Friday Wim wrote about Data and Event Handling on the client side of Thymer.com. Today is about our approach to data storage on the server side. All storage, with very few exceptions, will go directly into a SQL database. MySQL is what we know best, so that’s what we’ll use.
Almost all of our database tables will have at least these columns:
- “id” (unique auto increment primary key),
- “guid” (unique, user facing),
- “group-id” (integer foreign key),
- “created-at” (datetime),
- “updated-at” (datetime),
- “deleted-at” (datetime, nullable),
- “destroyed-at” (datetime, nullable),
- “extra_json” (plain text)
I’ll explain briefly what our reasoning is for having these columns.
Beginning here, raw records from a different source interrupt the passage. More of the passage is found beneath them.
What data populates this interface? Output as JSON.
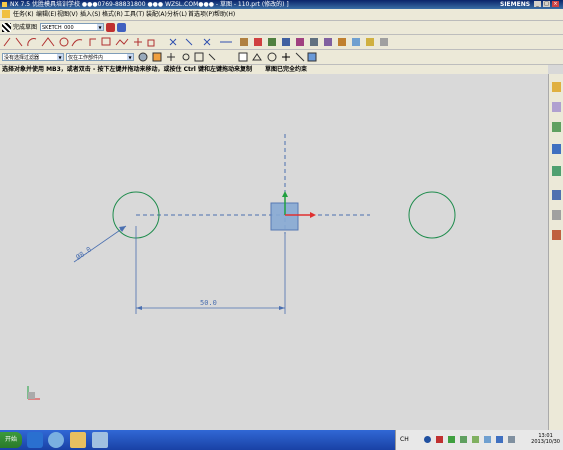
{
  "window": {
    "title": "NX 7.5 优胜模具培训学校  ●●●0769-88831800  ●●● WZSL.COM●●● - 草图 - 110.prt (修改的) ]",
    "brand": "SIEMENS",
    "controls": [
      "_",
      "□",
      "×"
    ]
  },
  "menu": {
    "items": [
      "任务(K)",
      "编辑(E)",
      "视图(V)",
      "插入(S)",
      "格式(R)",
      "工具(T)",
      "装配(A)",
      "分析(L)",
      "首选项(P)",
      "帮助(H)"
    ]
  },
  "toolbar": {
    "finish_sketch_label": "完成草图",
    "sketch_name": "SKETCH_000",
    "selection_filter": "没有选择过滤器",
    "scope": "仅在工作部件内"
  },
  "status": {
    "prompt": "选择对象并使用 MB3，或者双击 - 按下左键并拖动来移动，或按住 Ctrl 键和左键拖动来复制",
    "constraint_msg": "草图已完全约束"
  },
  "sketch": {
    "diameter_dim": "Ø8.0",
    "linear_dim": "50.0"
  },
  "taskbar": {
    "start_label": "开始",
    "tray_prefix": "CH",
    "time": "13:01",
    "date": "2013/10/30"
  },
  "colors": {
    "circle": "#1f8c4d",
    "dimension": "#4a6fb0",
    "datum_fill": "#88aad4",
    "axis_x": "#e03030",
    "axis_y": "#20a040"
  }
}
GUID with unique index + auto-increment int primary key
Having auto-increment primary keys for internal use is convenient, but exposing these keys to the outside world isn’t great. It’s better to use GUIDs in the (JSON) API. Integer primary keys are considerably faster, though, so you can use use both. That’s what we’re doing. A side benefit is that you can use the GUIDs for backup and export/import purposes. You can’t easily import data with auto-increment keys, because you’ll get key collisions, but you don’t have this difficulty when you use GUIDs. They don’t collide by design. If you ever have to shard your service, or want to move data between SQL servers for another reason having GUIDs to work with will save you a great deal of time.
It also makes for much friendlier APIs. You can prefix the GUIDs with the class table it corresponds to. If the wrong kind of GUID is passed to the API, for instance “user_56b2c555-1ccf-4b9a” instead of “project_854a3923-0be9-4106” you can generate a friendly error message that the API function expected a Project instance instead of a User. If you just pass a generic integer you have to return a confusing error message about insufficient permissions because you can’t determine what the API users is trying to do.
Redundant group-id columns
Suppose your product allows groups of users to collaborate and you don’t want to accidently mix up information between groups. You don’t want to put yourself in a situation where users see other people’s data just because you forget a “WHERE” clause in an SQL statement somewhere. Mistakes are unavoidable, but some mistakes are unacceptable and we plan to design our system so the worst kind of mistakes can’t happen. If all tables have a
group column (or equivalent) then you can enforce through your ORM that all queries are automatically filtered for access. You can make all database queries go through a single point that ensures a user of Group A can only see data from Group A.
A side benefit of storing redundant group information is that it makes for very easy clean up when people want to close their account. You just go through all database tables and you drop all records for that user/group. If you have to infer which data belongs to which user through foreign keys you can create a difficult situation for yourself. Especially when you need to delete a lot of data you want to be able to do so incrementally. You don’t want your service to become slow (or crash altogether) because a background task locks your database tables.
Multiple datetime columns
updated-at speak for themselves. These are timestamps you want to display to the user in some fashion, and they’re too useful not to have.
Deleted-at is for soft deletions (tombstones). Sometimes deletion is expensive and you want to just flag many items as deleted first and clean up asynchronously. When the data has actually been destroyed you can use ‘
destroyed-at‘. You could delete the actual row from the database, but foreign keys could prevent that. In addition, if you want to show good error messages to users (“this item has been deleted”) it’s helps to keep the row around. Of course, you only need the metadata for this. The columns that contain actual user data you can overwrite when the user wants the data deleted.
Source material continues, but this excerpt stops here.